26 avr. 2009

Promenades

Rue Saint-Laurent, vendredi, ces bancs publics du quartier portugais :







Dans le vieux port, samedi, par un presque jour d'été :





23 avr. 2009

Arthur, où t'as mis le corps ?

Air connu :
- Ben je sais pus où je l'ai foutu, les mecs.

- Arthur réfléchis non de delà! Ça une certaine importance.

- Ce que je sais, c'est qu'il est mort, ça les gars je vous le garantis,

Mais bon sang c'est trop fort je me rappelle pus où ce que je l'ai mis!*

Nous, on l'a trouvé, ce midi sur la Place d'Armes, à côté de Notre-Dame.
Il traînait là, dans un trou...



Mon journal m’éclaire : c’est pas le corps d'Arthur :
Des ouvriers ont mis au jour hier des ossements humains sous le parvis de la basilique Notre-Dame. Ces sépultures datent du Régime français: un cimetière existait à cette époque le long de l'ancienne basilique, inaugurée en 1683 et démolie en 1830.

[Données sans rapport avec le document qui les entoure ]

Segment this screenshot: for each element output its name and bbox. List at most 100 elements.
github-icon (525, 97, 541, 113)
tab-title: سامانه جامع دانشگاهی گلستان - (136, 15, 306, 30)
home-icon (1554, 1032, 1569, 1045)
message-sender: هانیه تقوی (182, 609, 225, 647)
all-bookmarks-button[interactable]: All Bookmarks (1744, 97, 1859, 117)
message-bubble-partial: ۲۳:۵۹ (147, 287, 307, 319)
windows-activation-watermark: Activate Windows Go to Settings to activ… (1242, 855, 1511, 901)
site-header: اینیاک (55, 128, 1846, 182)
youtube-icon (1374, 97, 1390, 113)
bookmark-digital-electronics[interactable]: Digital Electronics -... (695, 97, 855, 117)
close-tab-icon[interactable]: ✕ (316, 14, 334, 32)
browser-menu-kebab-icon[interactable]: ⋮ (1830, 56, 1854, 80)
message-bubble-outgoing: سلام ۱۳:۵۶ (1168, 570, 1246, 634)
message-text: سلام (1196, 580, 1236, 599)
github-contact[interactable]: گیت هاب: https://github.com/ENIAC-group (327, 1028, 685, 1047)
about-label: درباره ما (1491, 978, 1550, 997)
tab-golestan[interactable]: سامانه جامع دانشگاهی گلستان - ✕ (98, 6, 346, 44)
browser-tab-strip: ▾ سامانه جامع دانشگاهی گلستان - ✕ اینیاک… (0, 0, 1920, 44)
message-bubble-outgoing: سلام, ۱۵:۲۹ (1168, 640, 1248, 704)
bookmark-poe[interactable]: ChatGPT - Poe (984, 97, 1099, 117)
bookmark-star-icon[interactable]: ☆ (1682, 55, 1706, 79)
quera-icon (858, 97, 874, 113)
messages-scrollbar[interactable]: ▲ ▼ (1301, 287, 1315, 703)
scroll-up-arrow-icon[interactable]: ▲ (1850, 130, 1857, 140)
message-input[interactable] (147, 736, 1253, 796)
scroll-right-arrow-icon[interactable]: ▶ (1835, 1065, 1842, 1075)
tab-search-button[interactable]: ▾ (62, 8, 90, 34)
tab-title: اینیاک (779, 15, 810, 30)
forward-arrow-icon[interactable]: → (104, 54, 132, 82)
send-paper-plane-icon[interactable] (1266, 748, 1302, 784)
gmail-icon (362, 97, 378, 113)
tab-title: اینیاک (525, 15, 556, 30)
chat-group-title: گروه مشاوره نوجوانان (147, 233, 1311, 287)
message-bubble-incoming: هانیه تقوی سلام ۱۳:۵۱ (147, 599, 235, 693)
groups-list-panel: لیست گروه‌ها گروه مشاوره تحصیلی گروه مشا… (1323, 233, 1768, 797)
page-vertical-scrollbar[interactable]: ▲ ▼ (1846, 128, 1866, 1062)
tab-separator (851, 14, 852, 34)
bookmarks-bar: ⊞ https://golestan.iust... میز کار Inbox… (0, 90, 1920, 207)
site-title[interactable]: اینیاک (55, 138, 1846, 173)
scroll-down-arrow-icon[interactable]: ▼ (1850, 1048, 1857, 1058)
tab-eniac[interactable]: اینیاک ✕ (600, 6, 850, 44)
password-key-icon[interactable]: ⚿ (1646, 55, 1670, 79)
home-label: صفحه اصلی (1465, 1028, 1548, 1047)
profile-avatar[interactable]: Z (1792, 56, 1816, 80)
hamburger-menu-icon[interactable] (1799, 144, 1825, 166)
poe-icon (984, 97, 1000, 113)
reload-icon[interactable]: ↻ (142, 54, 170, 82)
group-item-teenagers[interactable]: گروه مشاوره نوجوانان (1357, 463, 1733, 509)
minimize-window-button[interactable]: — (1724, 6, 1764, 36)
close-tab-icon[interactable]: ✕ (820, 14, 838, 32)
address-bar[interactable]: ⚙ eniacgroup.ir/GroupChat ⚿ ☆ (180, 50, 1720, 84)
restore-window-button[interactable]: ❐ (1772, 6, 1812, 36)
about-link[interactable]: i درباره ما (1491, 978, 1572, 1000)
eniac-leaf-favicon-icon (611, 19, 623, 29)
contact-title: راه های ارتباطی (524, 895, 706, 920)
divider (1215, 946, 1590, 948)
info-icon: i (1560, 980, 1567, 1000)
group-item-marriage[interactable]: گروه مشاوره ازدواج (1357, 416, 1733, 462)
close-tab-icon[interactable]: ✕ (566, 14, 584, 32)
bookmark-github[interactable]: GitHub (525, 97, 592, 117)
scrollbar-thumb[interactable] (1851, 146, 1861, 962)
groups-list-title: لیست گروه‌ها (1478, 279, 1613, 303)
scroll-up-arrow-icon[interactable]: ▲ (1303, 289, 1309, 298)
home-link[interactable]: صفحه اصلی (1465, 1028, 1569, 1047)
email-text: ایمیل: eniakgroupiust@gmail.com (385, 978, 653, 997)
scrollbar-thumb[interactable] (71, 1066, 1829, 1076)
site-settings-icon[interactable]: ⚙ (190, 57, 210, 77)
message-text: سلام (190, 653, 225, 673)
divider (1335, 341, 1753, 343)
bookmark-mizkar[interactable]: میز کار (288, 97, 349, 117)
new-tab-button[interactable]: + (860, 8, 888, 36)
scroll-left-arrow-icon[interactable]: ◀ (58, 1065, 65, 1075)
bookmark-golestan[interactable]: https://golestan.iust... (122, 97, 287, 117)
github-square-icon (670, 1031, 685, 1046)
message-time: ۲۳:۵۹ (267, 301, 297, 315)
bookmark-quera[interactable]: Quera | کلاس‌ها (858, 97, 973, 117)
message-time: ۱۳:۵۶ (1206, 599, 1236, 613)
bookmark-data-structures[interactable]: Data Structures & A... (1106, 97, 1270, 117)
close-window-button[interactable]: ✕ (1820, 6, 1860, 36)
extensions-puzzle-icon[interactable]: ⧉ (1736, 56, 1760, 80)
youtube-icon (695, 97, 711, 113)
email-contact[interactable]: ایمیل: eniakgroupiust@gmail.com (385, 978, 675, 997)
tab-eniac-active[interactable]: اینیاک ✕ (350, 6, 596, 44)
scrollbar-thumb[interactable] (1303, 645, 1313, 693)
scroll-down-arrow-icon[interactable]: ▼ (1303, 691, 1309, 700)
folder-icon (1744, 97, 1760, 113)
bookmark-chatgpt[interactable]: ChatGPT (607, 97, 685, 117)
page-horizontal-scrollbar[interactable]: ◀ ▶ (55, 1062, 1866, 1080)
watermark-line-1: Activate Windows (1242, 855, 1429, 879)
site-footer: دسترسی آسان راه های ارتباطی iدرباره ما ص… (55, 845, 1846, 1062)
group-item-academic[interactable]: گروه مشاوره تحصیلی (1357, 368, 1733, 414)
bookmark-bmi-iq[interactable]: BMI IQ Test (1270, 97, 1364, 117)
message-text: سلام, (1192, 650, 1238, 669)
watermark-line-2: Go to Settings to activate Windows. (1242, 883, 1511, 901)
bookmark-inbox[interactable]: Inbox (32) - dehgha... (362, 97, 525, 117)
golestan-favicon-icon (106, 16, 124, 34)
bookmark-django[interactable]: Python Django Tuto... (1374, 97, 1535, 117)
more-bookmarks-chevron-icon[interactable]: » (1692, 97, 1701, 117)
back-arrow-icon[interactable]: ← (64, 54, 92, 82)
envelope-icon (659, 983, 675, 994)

http://www.cyberpresse.ca/sciences/decouvertes/200904/23/01-849541-dautres-ossements-sous-le-parvis-de-notre-dame.php

Il a dû être saisi, le terrassier !

*http://www.frmusique.ru/texts/v/vian_boris/arthuroutasmislecorps.htm

19 avr. 2009

Bons péchés, mauvais péchés

Je ne voulais pas lancer de polémique sur l'usage du tabac.
Je m'étonnais seulement que, il y a un an, on montrait les cigarettes et on cachait l'alcool; et qu'aujourd'hui, c'est l'inverse. Que le bien et le mal étaient éminemment volatils.
Le tout agrémenté de religion écolo-sanitaire... et révisionniste, si on en croit le commentaire d'Armelle.
Mais c'est pas nouveau, le révisionnisme.
Malraux sans sa clope, ça date de 1996. Sartre, en 2005.

18 avr. 2009

Un hapax

Corrigeons Google qui répond à ma requête par « Aucun résultat trouvé pour "je n'aime pas le cirque du soleil" »
Voilà, ce sera corrigé dès que cet article sera publié :-)

Ça ne changera rien au fait que je suis toute seule (à le dire ?), mais bon... ça fait du bien.

Ces quelques jours...

Ces quelques jours qui séparent l'hiver montréalais de l'été s'appellent le printemps.
Ça dure une où deux semaines où l'on voit se côtoyer dans la rue les bottes fourrées et les sandales, les manteaux Kanuk et les dos nus, où l'on aperçoit des gens se dorer au soleil en tenue fort légère à deux pas des montagnes de neige sale poussées par les « charrues » tout le long de l'hiver. Les bourgeons sortent, et, en quelques jours, paf ! c'est l'été.
Bientôt, on n'y pensera plus, à cet hiver. Jusqu'au prochain.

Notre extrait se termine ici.